Por otra parte, esto implicaría establecer un quiebre, una escisión en el hombre, que es una unidad; sería establecer en él dos reglas últimas de vida, dos caminos de progreso, Dios en unas cosas, las criaturas en otras, lo cual es imposible.

Dios constituye entonces el principio del perfeccionamiento esencial del hombre. El hombre no se perfecciona, no adquiere acrecentamientos de su ser en la misma línea humana, no hace cultura sino cuando progresa en ese camino de la posesión de Dios.

Cuando se aparta de Dios, podrá sí adquirir perfecciones accidentales; y así, puede el hombre, fuera de Dios, progresar en las técnicas y en las ciencias humanas; pero entonces, en la pura línea humana no habrá ningún progreso…; antes bien, sucederá que esos perfeccionamientos accidentales, no ordenados a la perfección esencial del hombre, le han de disponer para acelerar un proceso de apartamiento de Dios y, por lo mismo, de regresión.

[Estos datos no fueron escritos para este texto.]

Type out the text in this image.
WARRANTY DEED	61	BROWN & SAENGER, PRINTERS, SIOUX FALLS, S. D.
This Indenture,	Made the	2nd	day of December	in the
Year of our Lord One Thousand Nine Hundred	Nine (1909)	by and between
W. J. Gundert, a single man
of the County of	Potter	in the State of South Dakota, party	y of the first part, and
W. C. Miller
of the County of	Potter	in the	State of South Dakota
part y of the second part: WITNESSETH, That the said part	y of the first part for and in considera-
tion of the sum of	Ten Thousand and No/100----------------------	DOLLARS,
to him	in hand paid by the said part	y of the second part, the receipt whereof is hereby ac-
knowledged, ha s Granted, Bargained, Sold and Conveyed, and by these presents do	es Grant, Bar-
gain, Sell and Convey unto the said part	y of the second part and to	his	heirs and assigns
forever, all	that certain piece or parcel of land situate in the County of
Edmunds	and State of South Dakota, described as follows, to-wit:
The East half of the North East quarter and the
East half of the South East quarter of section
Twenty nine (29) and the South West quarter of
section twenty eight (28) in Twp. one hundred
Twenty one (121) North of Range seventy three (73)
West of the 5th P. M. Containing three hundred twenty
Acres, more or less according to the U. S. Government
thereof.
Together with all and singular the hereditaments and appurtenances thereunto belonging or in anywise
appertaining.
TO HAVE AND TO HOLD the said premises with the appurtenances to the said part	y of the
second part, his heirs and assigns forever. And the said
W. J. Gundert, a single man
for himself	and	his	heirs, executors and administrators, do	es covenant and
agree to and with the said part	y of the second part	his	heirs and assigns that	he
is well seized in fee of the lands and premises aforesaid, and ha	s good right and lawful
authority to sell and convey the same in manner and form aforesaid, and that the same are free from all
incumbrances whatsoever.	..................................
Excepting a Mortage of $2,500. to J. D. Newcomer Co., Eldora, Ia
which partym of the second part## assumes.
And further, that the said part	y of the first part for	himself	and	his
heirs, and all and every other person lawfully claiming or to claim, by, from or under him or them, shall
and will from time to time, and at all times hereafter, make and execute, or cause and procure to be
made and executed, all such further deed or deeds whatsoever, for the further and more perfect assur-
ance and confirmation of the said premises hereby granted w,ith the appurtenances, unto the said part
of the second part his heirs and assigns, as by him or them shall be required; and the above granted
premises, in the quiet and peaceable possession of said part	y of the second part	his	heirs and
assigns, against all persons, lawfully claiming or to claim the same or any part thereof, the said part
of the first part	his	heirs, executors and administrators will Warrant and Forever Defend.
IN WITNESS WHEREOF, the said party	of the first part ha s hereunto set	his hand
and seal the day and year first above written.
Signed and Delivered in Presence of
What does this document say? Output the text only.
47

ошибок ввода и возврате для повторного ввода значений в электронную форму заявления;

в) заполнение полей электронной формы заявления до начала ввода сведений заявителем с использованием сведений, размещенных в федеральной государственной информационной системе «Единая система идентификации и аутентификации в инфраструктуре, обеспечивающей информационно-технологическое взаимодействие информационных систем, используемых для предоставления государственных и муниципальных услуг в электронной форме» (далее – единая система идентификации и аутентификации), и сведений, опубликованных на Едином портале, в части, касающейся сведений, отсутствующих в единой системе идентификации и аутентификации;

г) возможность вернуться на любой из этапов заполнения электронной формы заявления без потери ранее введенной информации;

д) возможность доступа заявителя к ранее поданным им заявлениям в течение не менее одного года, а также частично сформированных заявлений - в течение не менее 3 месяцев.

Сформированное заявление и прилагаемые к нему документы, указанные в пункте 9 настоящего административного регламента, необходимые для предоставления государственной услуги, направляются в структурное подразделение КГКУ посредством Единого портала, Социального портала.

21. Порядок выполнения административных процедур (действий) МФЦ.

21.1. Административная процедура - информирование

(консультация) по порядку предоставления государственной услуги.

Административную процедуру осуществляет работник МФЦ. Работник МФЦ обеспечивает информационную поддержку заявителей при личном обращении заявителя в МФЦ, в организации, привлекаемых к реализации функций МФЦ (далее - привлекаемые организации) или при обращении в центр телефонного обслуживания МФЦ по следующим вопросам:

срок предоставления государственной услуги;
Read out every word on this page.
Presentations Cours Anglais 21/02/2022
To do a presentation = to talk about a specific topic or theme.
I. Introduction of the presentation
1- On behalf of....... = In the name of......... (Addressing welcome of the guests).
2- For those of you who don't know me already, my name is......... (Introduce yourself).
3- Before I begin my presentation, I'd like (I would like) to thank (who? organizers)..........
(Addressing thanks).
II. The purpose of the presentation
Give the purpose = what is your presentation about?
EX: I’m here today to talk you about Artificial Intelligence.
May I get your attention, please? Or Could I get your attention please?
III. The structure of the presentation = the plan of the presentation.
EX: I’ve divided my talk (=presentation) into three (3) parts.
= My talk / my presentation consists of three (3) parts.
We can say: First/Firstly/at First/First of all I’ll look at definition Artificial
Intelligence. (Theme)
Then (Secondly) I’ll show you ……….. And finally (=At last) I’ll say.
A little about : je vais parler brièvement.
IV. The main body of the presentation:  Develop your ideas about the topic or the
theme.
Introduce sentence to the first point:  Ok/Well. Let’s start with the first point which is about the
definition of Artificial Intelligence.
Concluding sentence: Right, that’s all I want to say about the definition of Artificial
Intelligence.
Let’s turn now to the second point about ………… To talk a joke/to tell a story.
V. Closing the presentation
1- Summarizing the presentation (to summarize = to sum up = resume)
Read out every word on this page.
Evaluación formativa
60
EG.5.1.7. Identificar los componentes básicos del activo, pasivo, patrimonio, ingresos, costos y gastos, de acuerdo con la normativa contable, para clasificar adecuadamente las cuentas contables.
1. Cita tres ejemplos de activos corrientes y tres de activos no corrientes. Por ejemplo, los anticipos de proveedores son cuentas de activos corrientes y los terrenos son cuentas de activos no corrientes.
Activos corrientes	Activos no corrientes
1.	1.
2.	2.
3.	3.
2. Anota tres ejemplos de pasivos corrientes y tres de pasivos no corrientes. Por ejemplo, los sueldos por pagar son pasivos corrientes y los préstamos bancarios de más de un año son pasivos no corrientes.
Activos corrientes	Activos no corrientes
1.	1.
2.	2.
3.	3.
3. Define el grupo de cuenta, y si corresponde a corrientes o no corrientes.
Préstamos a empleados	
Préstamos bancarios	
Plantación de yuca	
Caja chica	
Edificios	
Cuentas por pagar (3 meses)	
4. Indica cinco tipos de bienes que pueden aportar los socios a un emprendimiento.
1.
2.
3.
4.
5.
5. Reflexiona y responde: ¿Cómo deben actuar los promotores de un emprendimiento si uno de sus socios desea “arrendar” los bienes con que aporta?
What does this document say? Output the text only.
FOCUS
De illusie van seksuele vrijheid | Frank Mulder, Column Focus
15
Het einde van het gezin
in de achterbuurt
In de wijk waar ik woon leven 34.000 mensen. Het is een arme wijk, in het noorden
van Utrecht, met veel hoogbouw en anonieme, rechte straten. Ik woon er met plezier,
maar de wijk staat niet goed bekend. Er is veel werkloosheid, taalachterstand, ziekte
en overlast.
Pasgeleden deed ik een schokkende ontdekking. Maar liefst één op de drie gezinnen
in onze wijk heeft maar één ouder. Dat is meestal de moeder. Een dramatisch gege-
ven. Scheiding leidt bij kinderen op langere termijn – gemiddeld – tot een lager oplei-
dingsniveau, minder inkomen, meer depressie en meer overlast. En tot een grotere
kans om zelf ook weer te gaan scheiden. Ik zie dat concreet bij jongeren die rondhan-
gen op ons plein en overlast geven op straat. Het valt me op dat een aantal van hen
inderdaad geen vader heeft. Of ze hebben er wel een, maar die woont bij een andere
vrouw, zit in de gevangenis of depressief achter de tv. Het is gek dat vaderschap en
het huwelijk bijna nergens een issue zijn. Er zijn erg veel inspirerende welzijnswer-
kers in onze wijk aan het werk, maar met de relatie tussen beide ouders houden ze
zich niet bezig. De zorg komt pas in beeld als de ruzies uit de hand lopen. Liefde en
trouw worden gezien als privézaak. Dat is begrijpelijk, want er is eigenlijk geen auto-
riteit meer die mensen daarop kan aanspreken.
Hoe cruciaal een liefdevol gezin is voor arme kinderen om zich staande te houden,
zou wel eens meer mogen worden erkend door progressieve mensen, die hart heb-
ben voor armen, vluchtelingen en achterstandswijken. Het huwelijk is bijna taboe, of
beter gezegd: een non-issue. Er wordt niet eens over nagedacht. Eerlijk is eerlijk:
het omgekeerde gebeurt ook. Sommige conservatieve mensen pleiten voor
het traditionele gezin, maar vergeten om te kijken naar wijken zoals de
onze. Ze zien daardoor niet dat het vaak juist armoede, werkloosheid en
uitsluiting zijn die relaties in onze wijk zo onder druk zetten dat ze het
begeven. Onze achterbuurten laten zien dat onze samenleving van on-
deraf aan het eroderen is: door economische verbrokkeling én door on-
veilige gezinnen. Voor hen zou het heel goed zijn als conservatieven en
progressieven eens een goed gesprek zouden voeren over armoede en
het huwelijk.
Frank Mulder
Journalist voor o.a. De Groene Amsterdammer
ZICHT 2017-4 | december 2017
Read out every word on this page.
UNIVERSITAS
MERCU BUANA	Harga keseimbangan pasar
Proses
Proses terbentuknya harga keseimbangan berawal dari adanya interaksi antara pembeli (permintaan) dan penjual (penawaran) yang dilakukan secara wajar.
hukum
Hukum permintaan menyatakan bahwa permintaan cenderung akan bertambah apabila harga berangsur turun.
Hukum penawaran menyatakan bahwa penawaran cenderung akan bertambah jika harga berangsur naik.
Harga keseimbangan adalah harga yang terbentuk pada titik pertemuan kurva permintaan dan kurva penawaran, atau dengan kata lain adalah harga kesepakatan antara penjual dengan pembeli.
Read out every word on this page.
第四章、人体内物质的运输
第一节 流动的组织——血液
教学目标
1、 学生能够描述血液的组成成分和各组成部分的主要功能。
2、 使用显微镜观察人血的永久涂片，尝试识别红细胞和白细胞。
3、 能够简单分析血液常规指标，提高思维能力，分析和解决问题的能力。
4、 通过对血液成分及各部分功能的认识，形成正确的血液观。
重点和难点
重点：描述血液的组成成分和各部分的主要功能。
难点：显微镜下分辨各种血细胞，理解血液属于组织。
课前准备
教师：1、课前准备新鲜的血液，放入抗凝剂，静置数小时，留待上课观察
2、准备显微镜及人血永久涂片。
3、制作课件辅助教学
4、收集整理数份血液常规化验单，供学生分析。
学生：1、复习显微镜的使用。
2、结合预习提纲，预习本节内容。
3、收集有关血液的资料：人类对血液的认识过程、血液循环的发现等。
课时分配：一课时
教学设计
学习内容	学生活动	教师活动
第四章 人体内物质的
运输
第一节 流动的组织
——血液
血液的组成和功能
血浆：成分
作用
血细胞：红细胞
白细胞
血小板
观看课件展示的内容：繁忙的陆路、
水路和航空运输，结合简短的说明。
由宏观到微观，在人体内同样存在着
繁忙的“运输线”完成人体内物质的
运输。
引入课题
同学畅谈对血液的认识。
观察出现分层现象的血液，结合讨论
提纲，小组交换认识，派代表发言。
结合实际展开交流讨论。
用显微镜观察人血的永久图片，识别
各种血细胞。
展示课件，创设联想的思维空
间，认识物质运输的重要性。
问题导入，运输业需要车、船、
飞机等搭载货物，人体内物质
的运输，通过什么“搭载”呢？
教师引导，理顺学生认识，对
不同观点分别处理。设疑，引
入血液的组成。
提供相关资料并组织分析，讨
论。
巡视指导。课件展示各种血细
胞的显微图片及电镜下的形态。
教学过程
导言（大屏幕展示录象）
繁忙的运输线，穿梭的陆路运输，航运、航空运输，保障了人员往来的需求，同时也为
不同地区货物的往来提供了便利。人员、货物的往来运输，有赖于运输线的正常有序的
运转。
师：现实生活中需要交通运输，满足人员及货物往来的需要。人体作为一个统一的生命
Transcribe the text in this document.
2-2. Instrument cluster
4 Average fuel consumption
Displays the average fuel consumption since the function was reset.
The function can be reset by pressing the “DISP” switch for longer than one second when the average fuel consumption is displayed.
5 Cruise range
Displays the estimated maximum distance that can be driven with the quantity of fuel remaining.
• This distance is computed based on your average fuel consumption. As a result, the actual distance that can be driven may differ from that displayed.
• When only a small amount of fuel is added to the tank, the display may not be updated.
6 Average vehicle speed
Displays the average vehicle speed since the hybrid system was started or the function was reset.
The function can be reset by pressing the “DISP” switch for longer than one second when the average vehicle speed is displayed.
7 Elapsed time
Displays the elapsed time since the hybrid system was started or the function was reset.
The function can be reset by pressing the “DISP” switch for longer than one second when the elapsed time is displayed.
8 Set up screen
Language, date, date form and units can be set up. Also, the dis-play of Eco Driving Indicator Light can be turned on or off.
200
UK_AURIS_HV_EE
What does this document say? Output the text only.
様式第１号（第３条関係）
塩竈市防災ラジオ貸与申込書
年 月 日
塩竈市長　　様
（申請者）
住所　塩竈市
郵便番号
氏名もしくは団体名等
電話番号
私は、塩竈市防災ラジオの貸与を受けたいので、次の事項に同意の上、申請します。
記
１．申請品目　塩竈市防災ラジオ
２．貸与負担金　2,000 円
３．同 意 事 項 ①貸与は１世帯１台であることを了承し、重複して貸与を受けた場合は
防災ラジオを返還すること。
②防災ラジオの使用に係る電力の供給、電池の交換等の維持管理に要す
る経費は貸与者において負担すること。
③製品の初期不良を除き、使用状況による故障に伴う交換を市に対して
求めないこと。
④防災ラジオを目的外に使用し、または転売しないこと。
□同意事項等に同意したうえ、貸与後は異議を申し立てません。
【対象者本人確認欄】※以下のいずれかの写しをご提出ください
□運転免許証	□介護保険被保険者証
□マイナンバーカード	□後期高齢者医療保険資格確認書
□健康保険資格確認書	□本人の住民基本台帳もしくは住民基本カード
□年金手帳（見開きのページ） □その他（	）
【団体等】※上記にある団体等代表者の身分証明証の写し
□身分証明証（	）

Y sucederá entonces que el hombre, engreído con su progreso parcial y accesorio, irá cayendo, cada vez más profundamente, en el abismo de la abyección…, donde resuena el eco demoníaco del seréis como dioses…

Aquellas perfecciones técnicas, por ejemplo, legítimas en sí y que ordenadas como dispositivos para un mejoramiento del bienestar material del hombre, podrían asegurar un mejoramiento moral de la colectividad humana y una ascensión, por tanto, más rápida y fácil de un mayor número en el conocimiento de Dios, constituidas en cambio como teniendo valor en sí y para sí, como un fin último, no podrán sino trastocar toda la vida del hombre, haciéndola marchar en sentido inverso al de su verdadero perfeccionamiento.

De aquí que sea tan fundamental atender a esta regla suprema de perfección humana que fija la escala de los verdaderos valores de una verdadera civilización.

Este principio regulador establece una jerarquía en todas las actividades humanas, cuyo valor habrá de medirse por el grado de acercamiento o de preparación que con él tengan.

Porque si el fin supremo del hombre lo constituye la contemplación de Dios, se sigue que la función más alta de la vida humana ha de corresponder al sabio, que está sumergido en esta divina ocupación.

Todo esto debería ser tenido en cuenta cuando se habla de Cultura; y, con mayor razón, cuando se trata de dar batalla en el campo de la Cultura.

Retengamos por hoy todas estas importantes nociones. Dios mediante, seguiremos con este tema en los próximos domingos.